Die Nationalbibliothek in Bern ist ein Fundus für alle, die sich für die Schweiz interessieren. Über ein Jahrhundert lang schon sammelt sie alles, was über die Schweiz publiziert wird: Millionen von Büchern, Zeitschriften, Zeitungen und Tondokumenten.
Die Gründung der Landesbibliothek, wie die Nationalbibliothek ursprünglich hiess, fällt in eine Zeit des nationalen Aufbruchs. Damals, Ende des 19. Jahrhunderts ist die Schweiz umgeben von starken Nationalstaaten. Der Kleinstaat Schweiz muss sich behaupten.
Doch der innere Zusammenhalt des kulturell heterogenen Landes ist noch immer wackelig. Auch sind die Wunden des Konflikts zwischen den Liberalen und den Katholisch-Konservativen, der 1847 im Sonderbundskrieg gegipfelt hat, noch längst nicht alle verheilt.
Symbol der Identität
Die Politik versucht ab den 1880er-Jahren die Reihen zu schliessen: Das Schweizer Kreuz wird zum offiziellen Wappen der jungen Nation, der 1. August zu deren offiziellem Feiertag. In Graubünden entsteht der Nationalpark. In Zürich öffnet das Landesmuseum.
Die Landesbibliothek sollte ebenfalls zur nationalen Identität beitragen, sagt der Historiker Marco Jorio, ehemaliger Chefredaktor des Historischen Lexikons der Schweiz: Die Politik habe mit der Landesbibliothek «eine vaterländische Bibliothek» ins Leben gerufen. Sie sollte «das Schaffen der Schweizer Geisteswelt zusammenfassen und öffentlich darstellen».
Zwar gibt es zu jener Zeit bereits Kantonsbibliotheken und Volksbüchereien. «Die Zeitgenossen vermissten jedoch eine zentrale Sammelstelle, welche das gesamte nationale Schriftgut vereinigte», so Jorio.
Wohnzimmer als Lesesaal
So hochtrabend die Ziele der Bibliothek sind, so bescheiden sind deren Anfänge, als sie am 2. April 1895 ihre Arbeit aufnimmt – zunächst in einer Vierzimmerwohnung in der Berner Altstadt.
«Das Hauptproblem war, dass man bei Null anfangen musste», sagt Marco Jorio. Es gibt damals keine Vorgängerbibliothek, deren Bestand man übernehmen könnte.
So ist es an den ersten Angestellten – zwei Bibliothekaren und ihrem einzigen Gehilfen –, Material zusammenzutragen und zu katalogisieren. Publikum ist in den ersten Jahren keines zugelassen.

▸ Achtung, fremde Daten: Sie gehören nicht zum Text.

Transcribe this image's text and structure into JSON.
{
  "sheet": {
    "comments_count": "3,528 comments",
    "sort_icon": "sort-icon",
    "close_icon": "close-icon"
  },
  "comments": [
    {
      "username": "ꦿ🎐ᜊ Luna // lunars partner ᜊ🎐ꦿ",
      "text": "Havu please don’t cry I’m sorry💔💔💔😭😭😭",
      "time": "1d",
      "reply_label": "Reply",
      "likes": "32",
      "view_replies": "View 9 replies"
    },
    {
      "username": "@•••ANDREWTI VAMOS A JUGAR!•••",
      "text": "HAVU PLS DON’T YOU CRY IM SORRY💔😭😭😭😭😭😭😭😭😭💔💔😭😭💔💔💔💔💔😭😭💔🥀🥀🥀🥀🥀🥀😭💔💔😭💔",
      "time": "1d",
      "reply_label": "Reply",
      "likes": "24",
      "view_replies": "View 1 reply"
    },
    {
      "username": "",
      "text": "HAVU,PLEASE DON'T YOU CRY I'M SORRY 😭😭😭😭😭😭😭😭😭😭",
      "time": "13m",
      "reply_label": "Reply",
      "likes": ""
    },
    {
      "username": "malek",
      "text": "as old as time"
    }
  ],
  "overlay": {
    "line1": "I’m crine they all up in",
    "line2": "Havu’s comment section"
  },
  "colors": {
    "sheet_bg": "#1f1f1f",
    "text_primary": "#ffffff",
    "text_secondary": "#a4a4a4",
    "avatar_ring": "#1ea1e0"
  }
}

Und als nach einiger Zeit im Wohnzimmer der Wohnung der erste Lesesaal aufgeht, kommt praktisch niemand.
Die Bibliothek der Bibliotheken
Dies ändert sich mehr und mehr. Die Bibliothek erhält neue Räume. 1931 bezieht sie ihren festen Standort an der Berner Hallwylstrasse und mausert sich in den Jahrzehnten danach zur führenden Bibliothek des Landes.
Sie ist aufgrund ihres wachsenden Bestands unverzichtbar für die Forschung zur Schweiz. Zudem übernimmt sie eine herausragende Rolle, weil sie den Gesamtkatalog aller Schweizer Bibliotheken führt.
Verlust an Bedeutung
Ab den 1970er-Jahren erhält sie jedoch zunehmend starke Konkurrenz durch die Universitätsbibliotheken. Diese sind finanziell weit besser ausgestattet, vernetzen sich miteinander und haben die Nase vorn bei der Digitalisierung.
«Die Landesbibliothek hat den Technologiesprung verschlafen», sagt der Historiker Marco Jorio. Ein Rückstand, den die altehrwürdige Institution später nicht mehr wettmachen kann.
Und so ist ihre Bedeutung als Sammlerin von Helvetica heute zwar noch immer unbestritten gross. Aber die Zeiten der Nationalbibliothek als Leuchtturm, der alle anderen Bibliotheken überragt, sind vorüber.